По крайней мере, он в это верил.
Потому что он должен еще во что-то верить.
Он обнял жену, она не сопротивлялась, но и никак не отреагировала, будто его здесь не было. Как будто его не существовало.
И вдруг она сломалась. Никаких слез или криков. Только дрожь, все более и более сильная. Спазмы, которые душили ее.
Яд убивал ее.
Мишель уложил жену на постель, она сразу скатилась на пол. Он хотел поднять ее, она до крови расцарапала ему лицо.
Одержимая.
Молчаливая.
Он достал из кармана мобильник и набрал 15, номер неотложки.
— Мсье, очнитесь!
Голос сделался более внятным, более различимым. Веки снова приподнялись, но Рафаэль никого не видел. Так кто же это зовет его без передышки?
— Не засыпайте! — властно крикнула Джессика. — Иначе мы все умрем!
Рафаэль вздрогнул, от прилива адреналина сердце забилось на полную мощность. Его глаза наткнулись на холодную грязную плитку.
Он лежал на полу. Но где?
Боль тоже вышла из комы и со всей силой обрушилась на него. Такая сильная, что он не мог определить ее источник. Она атаковала его со всех сторон, как будто на него снова градом сыпались удары.
В голову, которая наверняка опухла. В нос, в челюсти.
По телу, по всему, целиком.
Он снова закрыл глаза и слабо застонал. А потом откровенно взвыл.
Девочки затаили дыхание.
— Мсье, вы меня слышите?
— Да…
Джесси спрыгнула с кровати, приблизилась на несколько сантиметров, но дальше наручники не пускали.

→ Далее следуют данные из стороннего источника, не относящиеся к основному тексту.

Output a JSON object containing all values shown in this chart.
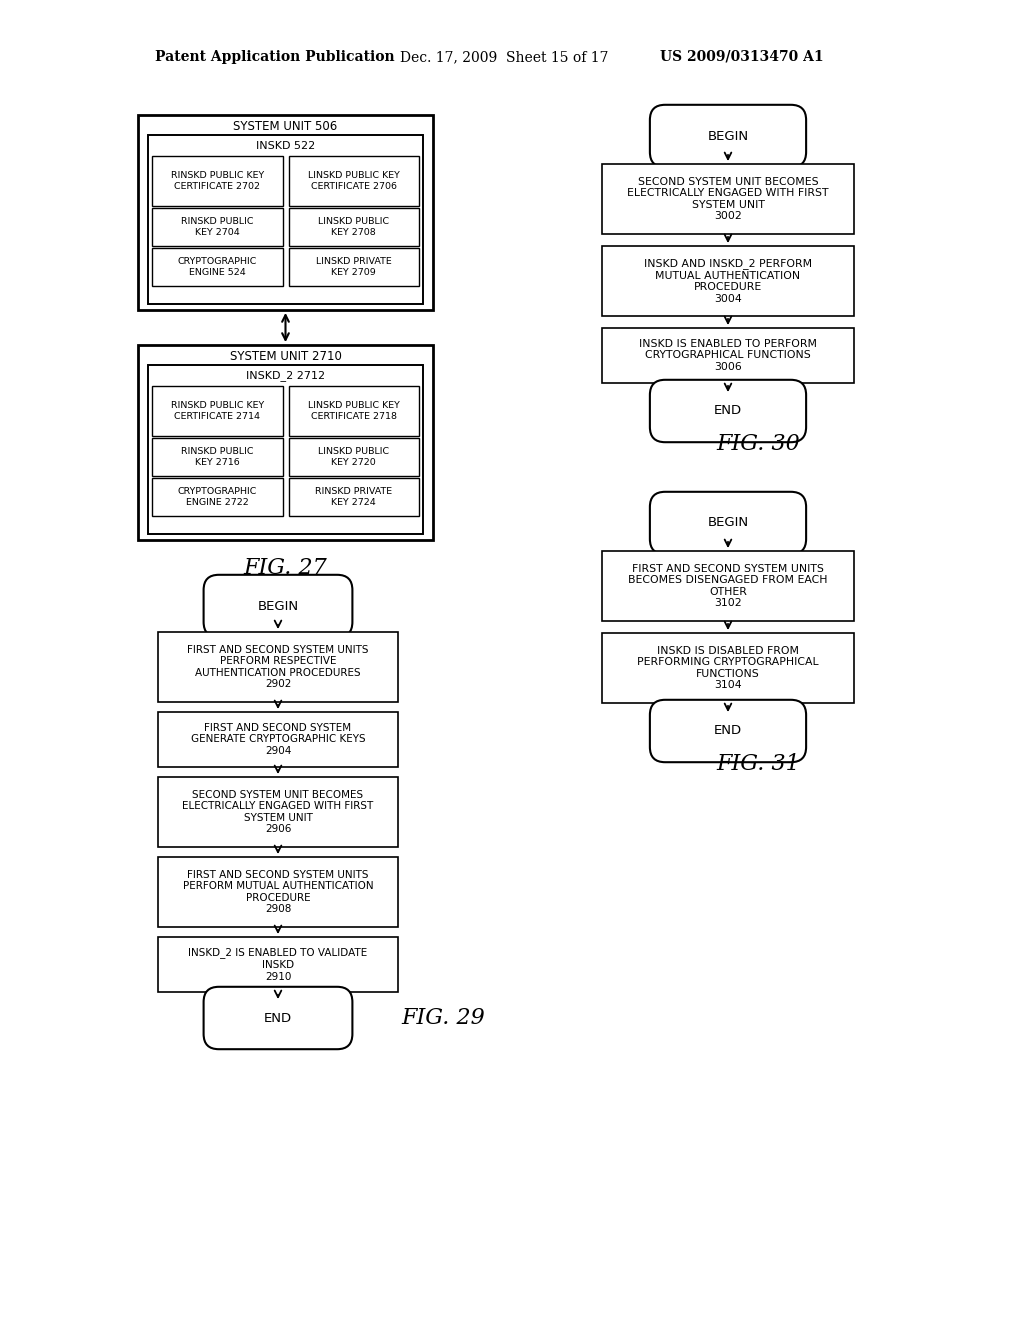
{
  "bg_color": "#ffffff",
  "header_left": "Patent Application Publication",
  "header_mid": "Dec. 17, 2009  Sheet 15 of 17",
  "header_right": "US 2009/0313470 A1",
  "fig27": {
    "title": "FIG. 27",
    "su506_label": "SYSTEM UNIT 506",
    "inskd522_label": "INSKD 522",
    "rinskd_cert_2702": "RINSKD PUBLIC KEY\nCERTIFICATE 2702",
    "linskd_cert_2706": "LINSKD PUBLIC KEY\nCERTIFICATE 2706",
    "rinskd_key_2704": "RINSKD PUBLIC\nKEY 2704",
    "linskd_key_2708": "LINSKD PUBLIC\nKEY 2708",
    "crypto_524": "CRYPTOGRAPHIC\nENGINE 524",
    "linskd_priv_2709": "LINSKD PRIVATE\nKEY 2709",
    "su2710_label": "SYSTEM UNIT 2710",
    "inskd2_2712_label": "INSKD_2 2712",
    "rinskd_cert_2714": "RINSKD PUBLIC KEY\nCERTIFICATE 2714",
    "linskd_cert_2718": "LINSKD PUBLIC KEY\nCERTIFICATE 2718",
    "rinskd_key_2716": "RINSKD PUBLIC\nKEY 2716",
    "linskd_key_2720": "LINSKD PUBLIC\nKEY 2720",
    "crypto_2722": "CRYPTOGRAPHIC\nENGINE 2722",
    "rinskd_priv_2724": "RINSKD PRIVATE\nKEY 2724"
  },
  "fig29": {
    "title": "FIG. 29",
    "steps": [
      {
        "text": "BEGIN",
        "type": "stadium"
      },
      {
        "text": "FIRST AND SECOND SYSTEM UNITS\nPERFORM RESPECTIVE\nAUTHENTICATION PROCEDURES\n2902",
        "type": "rect"
      },
      {
        "text": "FIRST AND SECOND SYSTEM\nGENERATE CRYPTOGRAPHIC KEYS\n2904",
        "type": "rect"
      },
      {
        "text": "SECOND SYSTEM UNIT BECOMES\nELECTRICALLY ENGAGED WITH FIRST\nSYSTEM UNIT\n2906",
        "type": "rect"
      },
      {
        "text": "FIRST AND SECOND SYSTEM UNITS\nPERFORM MUTUAL AUTHENTICATION\nPROCEDURE\n2908",
        "type": "rect"
      },
      {
        "text": "INSKD_2 IS ENABLED TO VALIDATE\nINSKD\n2910",
        "type": "rect"
      },
      {
        "text": "END",
        "type": "stadium"
      }
    ]
  },
  "fig30": {
    "title": "FIG. 30",
    "steps": [
      {
        "text": "BEGIN",
        "type": "stadium"
      },
      {
        "text": "SECOND SYSTEM UNIT BECOMES\nELECTRICALLY ENGAGED WITH FIRST\nSYSTEM UNIT\n3002",
        "type": "rect"
      },
      {
        "text": "INSKD AND INSKD_2 PERFORM\nMUTUAL AUTHENTICATION\nPROCEDURE\n3004",
        "type": "rect"
      },
      {
        "text": "INSKD IS ENABLED TO PERFORM\nCRYTOGRAPHICAL FUNCTIONS\n3006",
        "type": "rect"
      },
      {
        "text": "END",
        "type": "stadium"
      }
    ]
  },
  "fig31": {
    "title": "FIG. 31",
    "steps": [
      {
        "text": "BEGIN",
        "type": "stadium"
      },
      {
        "text": "FIRST AND SECOND SYSTEM UNITS\nBECOMES DISENGAGED FROM EACH\nOTHER\n3102",
        "type": "rect"
      },
      {
        "text": "INSKD IS DISABLED FROM\nPERFORMING CRYPTOGRAPHICAL\nFUNCTIONS\n3104",
        "type": "rect"
      },
      {
        "text": "END",
        "type": "stadium"
      }
    ]
  }
}
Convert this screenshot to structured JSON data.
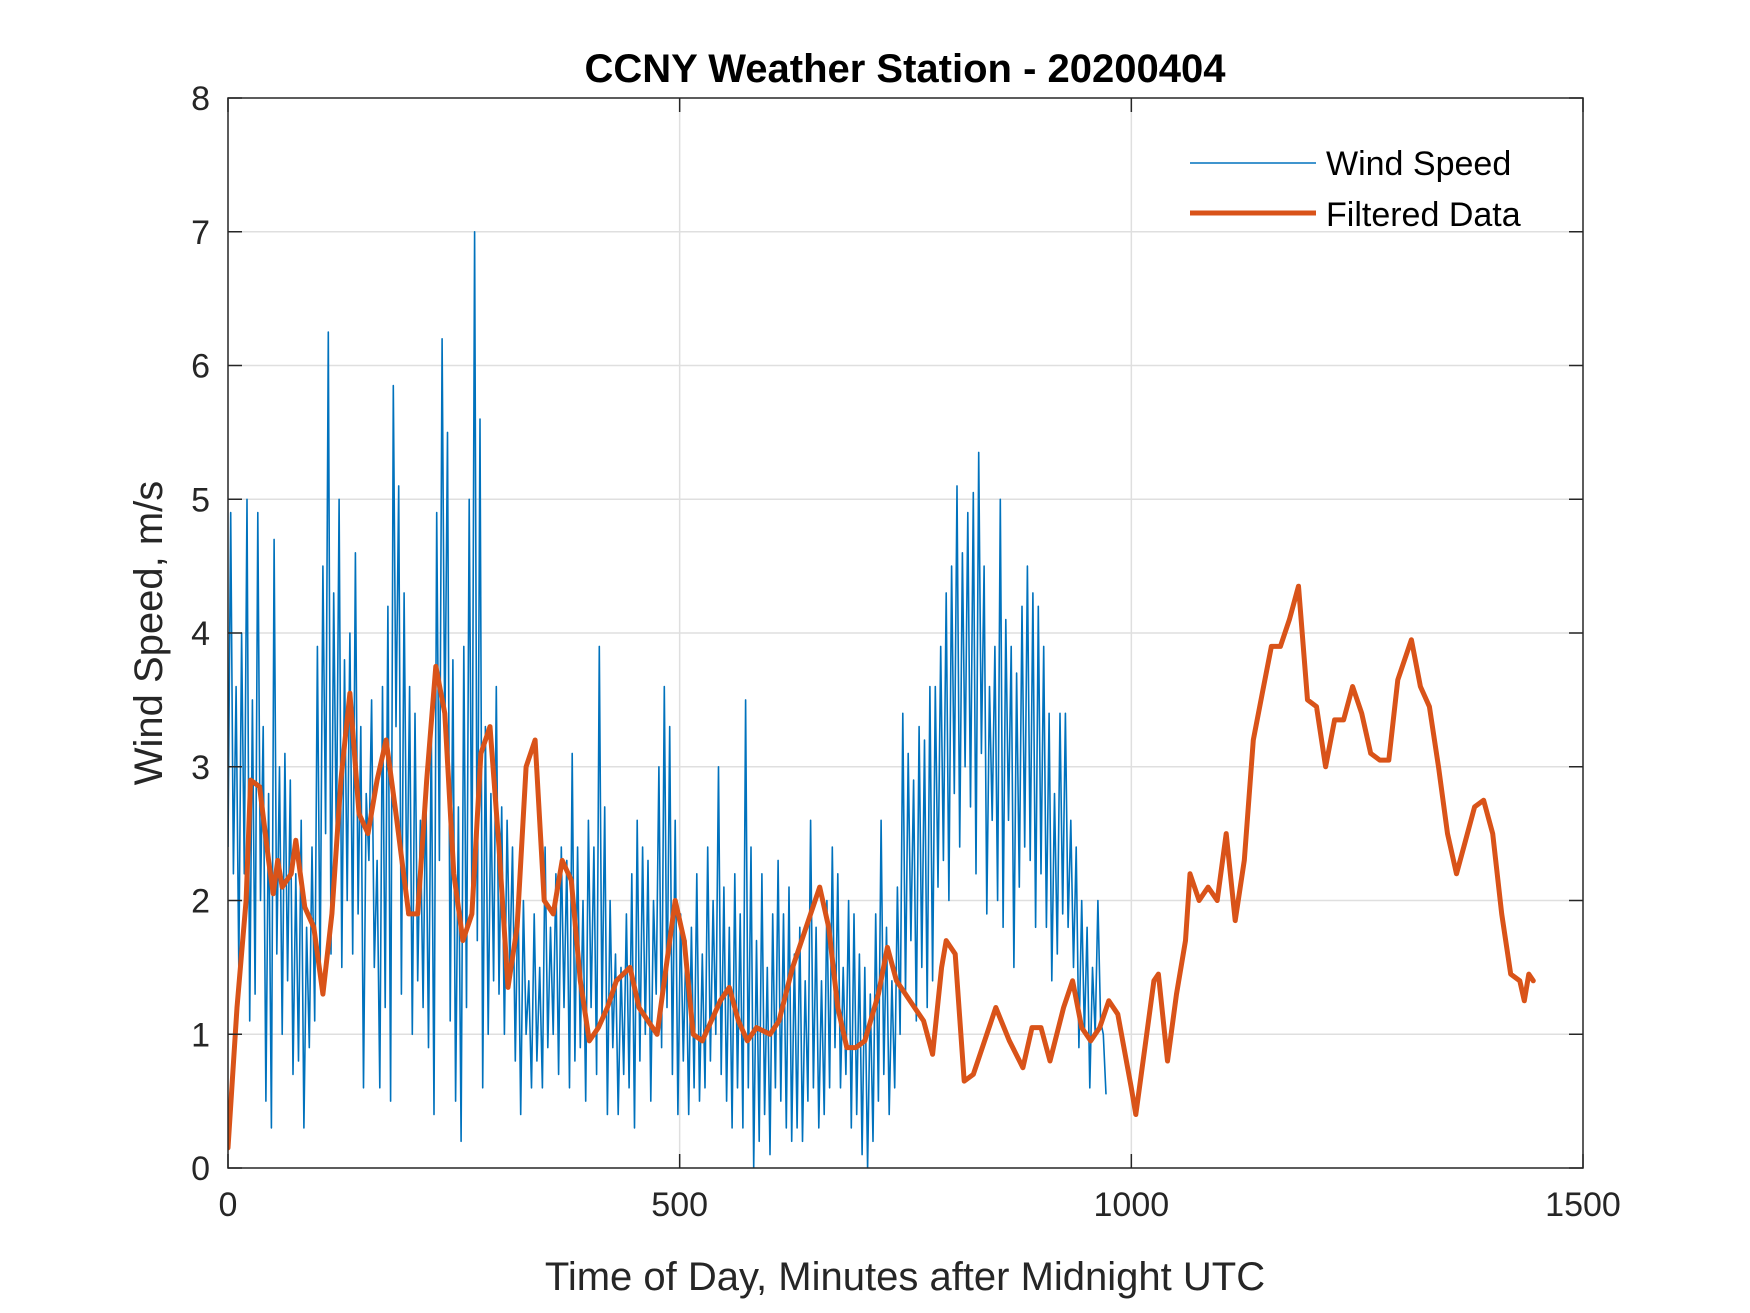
{
  "chart_data": {
    "type": "line",
    "title": "CCNY Weather Station - 20200404",
    "xlabel": "Time of Day, Minutes after Midnight UTC",
    "ylabel": "Wind Speed, m/s",
    "xlim": [
      0,
      1500
    ],
    "ylim": [
      0,
      8
    ],
    "xticks": [
      0,
      500,
      1000,
      1500
    ],
    "xtick_labels": [
      "0",
      "500",
      "1000",
      "1500"
    ],
    "yticks": [
      0,
      1,
      2,
      3,
      4,
      5,
      6,
      7,
      8
    ],
    "ytick_labels": [
      "0",
      "1",
      "2",
      "3",
      "4",
      "5",
      "6",
      "7",
      "8"
    ],
    "grid": true,
    "legend": {
      "position": "top-right",
      "entries": [
        "Wind Speed",
        "Filtered Data"
      ]
    },
    "colors": {
      "wind_speed": "#0072BD",
      "filtered": "#D95319",
      "axes": "#262626",
      "grid": "#DFDFDF"
    },
    "series": [
      {
        "name": "Wind Speed",
        "x_step_minutes": 3,
        "x_start": 0,
        "values": [
          2.4,
          4.9,
          2.2,
          3.6,
          1.5,
          4.0,
          2.2,
          5.0,
          1.1,
          3.5,
          1.3,
          4.9,
          2.0,
          3.3,
          0.5,
          2.8,
          0.3,
          4.7,
          1.6,
          3.0,
          1.0,
          3.1,
          1.4,
          2.9,
          0.7,
          2.2,
          0.8,
          2.6,
          0.3,
          1.8,
          0.9,
          2.4,
          1.1,
          3.9,
          1.4,
          4.5,
          2.5,
          6.25,
          1.6,
          4.3,
          2.4,
          5.0,
          1.5,
          3.8,
          2.0,
          4.0,
          1.6,
          4.6,
          1.9,
          3.3,
          0.6,
          2.8,
          2.3,
          3.5,
          1.5,
          2.3,
          0.6,
          3.6,
          1.2,
          4.2,
          0.5,
          5.85,
          3.3,
          5.1,
          1.3,
          4.3,
          1.9,
          3.6,
          1.0,
          3.4,
          1.4,
          2.6,
          1.2,
          2.9,
          0.9,
          3.3,
          0.4,
          4.9,
          2.3,
          6.2,
          3.2,
          5.5,
          1.1,
          3.8,
          0.5,
          2.7,
          0.2,
          3.9,
          1.2,
          5.0,
          2.0,
          7.0,
          1.7,
          5.6,
          0.6,
          3.3,
          1.0,
          2.8,
          1.4,
          3.6,
          1.3,
          2.7,
          1.0,
          2.6,
          1.5,
          2.4,
          0.8,
          2.1,
          0.4,
          2.0,
          1.0,
          1.4,
          0.6,
          1.9,
          0.8,
          1.5,
          0.6,
          2.4,
          0.9,
          1.8,
          1.0,
          2.2,
          0.7,
          2.4,
          1.2,
          2.3,
          0.6,
          3.1,
          0.8,
          2.4,
          0.9,
          2.0,
          0.5,
          2.6,
          1.2,
          2.4,
          0.7,
          3.9,
          1.1,
          2.7,
          0.4,
          2.0,
          0.9,
          1.6,
          0.4,
          1.5,
          0.7,
          1.9,
          0.6,
          2.2,
          0.3,
          2.6,
          0.8,
          2.4,
          1.0,
          2.3,
          0.5,
          2.0,
          1.3,
          3.0,
          0.9,
          3.6,
          1.2,
          3.3,
          0.7,
          2.6,
          0.4,
          1.9,
          0.8,
          1.7,
          0.4,
          1.8,
          0.6,
          2.2,
          0.5,
          1.6,
          0.6,
          2.4,
          0.8,
          2.0,
          1.0,
          3.0,
          0.7,
          2.1,
          0.5,
          1.8,
          0.3,
          2.2,
          0.6,
          1.9,
          0.3,
          3.5,
          0.6,
          2.4,
          0.0,
          1.7,
          0.2,
          2.2,
          0.4,
          1.5,
          0.1,
          1.9,
          0.6,
          2.3,
          0.5,
          1.9,
          0.3,
          2.1,
          0.2,
          1.6,
          0.3,
          1.8,
          0.2,
          1.4,
          0.5,
          2.6,
          0.6,
          1.8,
          0.3,
          1.4,
          0.4,
          2.0,
          0.6,
          2.4,
          0.9,
          2.2,
          0.6,
          1.5,
          0.7,
          2.0,
          0.3,
          1.9,
          0.4,
          1.6,
          0.1,
          1.5,
          0.0,
          1.3,
          0.2,
          1.9,
          0.5,
          2.6,
          0.7,
          1.8,
          0.4,
          1.4,
          0.6,
          2.1,
          1.0,
          3.4,
          1.3,
          3.1,
          1.7,
          2.9,
          1.1,
          3.3,
          1.5,
          3.2,
          1.2,
          3.6,
          1.4,
          3.6,
          2.1,
          3.9,
          2.3,
          4.3,
          2.0,
          4.5,
          2.8,
          5.1,
          2.4,
          4.6,
          3.0,
          4.9,
          2.7,
          5.05,
          2.2,
          5.35,
          3.1,
          4.5,
          1.9,
          3.6,
          2.6,
          3.9,
          2.0,
          5.0,
          1.8,
          4.1,
          2.6,
          3.9,
          1.5,
          3.7,
          2.1,
          4.2,
          2.4,
          4.5,
          2.3,
          4.3,
          1.8,
          4.2,
          2.2,
          3.9,
          1.8,
          3.4,
          1.4,
          2.8,
          1.6,
          3.4,
          1.9,
          3.4,
          1.8,
          2.6,
          1.5,
          2.4,
          0.9,
          2.0,
          1.0,
          1.8,
          0.6,
          1.5,
          1.0,
          2.0,
          1.1,
          1.0,
          0.55
        ]
      },
      {
        "name": "Filtered Data",
        "x": [
          0,
          10,
          20,
          25,
          35,
          45,
          50,
          55,
          60,
          70,
          75,
          85,
          95,
          105,
          115,
          125,
          135,
          145,
          155,
          165,
          175,
          185,
          200,
          210,
          220,
          230,
          240,
          250,
          260,
          270,
          280,
          290,
          300,
          310,
          320,
          330,
          340,
          350,
          360,
          370,
          380,
          390,
          400,
          410,
          420,
          430,
          445,
          455,
          465,
          475,
          485,
          495,
          505,
          515,
          525,
          535,
          545,
          555,
          565,
          575,
          585,
          600,
          610,
          625,
          640,
          655,
          665,
          675,
          685,
          695,
          705,
          720,
          730,
          740,
          750,
          760,
          770,
          780,
          790,
          795,
          805,
          815,
          825,
          840,
          850,
          865,
          880,
          890,
          900,
          910,
          925,
          935,
          945,
          955,
          965,
          975,
          985,
          1000,
          1005,
          1015,
          1025,
          1030,
          1040,
          1050,
          1060,
          1065,
          1075,
          1085,
          1095,
          1105,
          1115,
          1125,
          1135,
          1145,
          1155,
          1165,
          1175,
          1185,
          1195,
          1205,
          1215,
          1225,
          1235,
          1245,
          1255,
          1265,
          1275,
          1285,
          1295,
          1310,
          1320,
          1330,
          1340,
          1350,
          1360,
          1370,
          1380,
          1390,
          1400,
          1410,
          1420,
          1430,
          1435,
          1440,
          1445
        ],
        "values": [
          0.15,
          1.2,
          2.0,
          2.9,
          2.85,
          2.3,
          2.05,
          2.3,
          2.1,
          2.2,
          2.45,
          1.95,
          1.8,
          1.3,
          1.9,
          2.9,
          3.55,
          2.65,
          2.5,
          2.9,
          3.2,
          2.7,
          1.9,
          1.9,
          2.9,
          3.75,
          3.4,
          2.2,
          1.7,
          1.9,
          3.1,
          3.3,
          2.4,
          1.35,
          1.8,
          3.0,
          3.2,
          2.0,
          1.9,
          2.3,
          2.15,
          1.4,
          0.95,
          1.05,
          1.2,
          1.4,
          1.5,
          1.2,
          1.1,
          1.0,
          1.5,
          2.0,
          1.7,
          1.0,
          0.95,
          1.1,
          1.25,
          1.35,
          1.1,
          0.95,
          1.05,
          1.0,
          1.1,
          1.5,
          1.8,
          2.1,
          1.8,
          1.2,
          0.9,
          0.9,
          0.95,
          1.3,
          1.65,
          1.4,
          1.3,
          1.2,
          1.1,
          0.85,
          1.5,
          1.7,
          1.6,
          0.65,
          0.7,
          1.0,
          1.2,
          0.95,
          0.75,
          1.05,
          1.05,
          0.8,
          1.2,
          1.4,
          1.05,
          0.95,
          1.05,
          1.25,
          1.15,
          0.6,
          0.4,
          0.9,
          1.4,
          1.45,
          0.8,
          1.3,
          1.7,
          2.2,
          2.0,
          2.1,
          2.0,
          2.5,
          1.85,
          2.3,
          3.2,
          3.55,
          3.9,
          3.9,
          4.1,
          4.35,
          3.5,
          3.45,
          3.0,
          3.35,
          3.35,
          3.6,
          3.4,
          3.1,
          3.05,
          3.05,
          3.65,
          3.95,
          3.6,
          3.45,
          3.0,
          2.5,
          2.2,
          2.45,
          2.7,
          2.75,
          2.5,
          1.9,
          1.45,
          1.4,
          1.25,
          1.45,
          1.4
        ]
      }
    ]
  }
}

Она неистово тянула свои цепи, но кровать отказывалась следовать за ней.
Естественно, она была прикреплена к стене.
— Вам больно?
— Да… Да.
— Вы не должны снова засыпать.
— Почему?
Они с трудом понимали, что он бормочет, — так исказилось его произношение.
— Вы не должны снова засыпать, — повторила Джессика. — Он скоро вернется!
Да о ком она говорит? Кто вернется? И кто она такая?
Ему удалось немного пошевелиться, но он по-прежнему видел только светлый и омерзительно грязный пол.
Рафаэль слегка приподнял голову, но она тут же тяжело упала на плитки. Боль отдалась даже в позвоночнике.
Он почувствовал, как, опасно приблизившись к губам, взбунтовался его желудок.